The file that has the sources that set up the kernel arguments is at http://hg.openjdk.java.net/graal/graal/file/3b178baf3edb/src/gpu/ptx/vm/ptxKernelArguments.cpp. Please look at the function do_array(): Lines 262-270. This version uses cuMemalloc;cuMemcpyHtoD which behaves the same way as cuMemHostRegister;cuMemHostGetDevicePointer as I pointed out earlier.

I am happy to continue further debugging via direct email (if you prefer). I can post a summary of the results/resolution to the forum.

Thanks!

Bharadwaj

Thanks for posting the results of each experiment.

In particular, you’ve confirmed that the entire allocation is not accessible (using the base address yields the same result as base+offset when accessed from the GPU). The size of the allocation also seams reasonable (and an offset of 12 fits within it).

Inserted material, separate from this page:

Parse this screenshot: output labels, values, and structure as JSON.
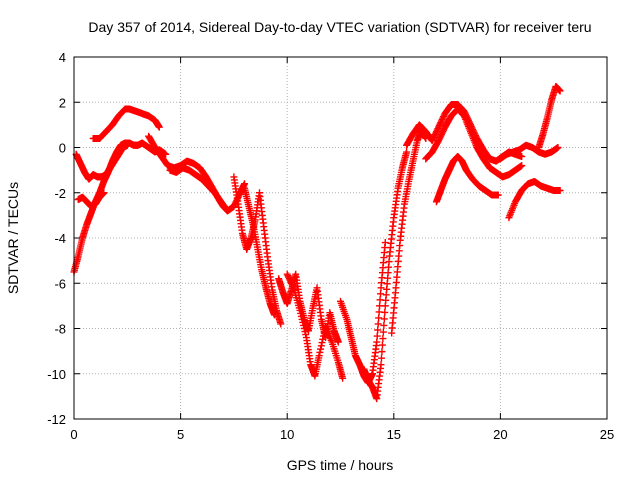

Since you mentioned your standalone C++ program that sets up the arguments and runs this same kernel executes successfully on the GPU, it appears to be something specific within the full application (perhaps freeing the allocation by the time the GPU begins to execute, etc.).

I will follow up you with you on the side on this.

(Posting from a different profile as my earlier profile was inaccessible)

The issue I was facing has been resolved thanks to geoffg’s suggestions and help.

The solution is to look up and invoke appropriate _v2 versions of CUDA driver APIs as the app is 64-bit.

Thanks!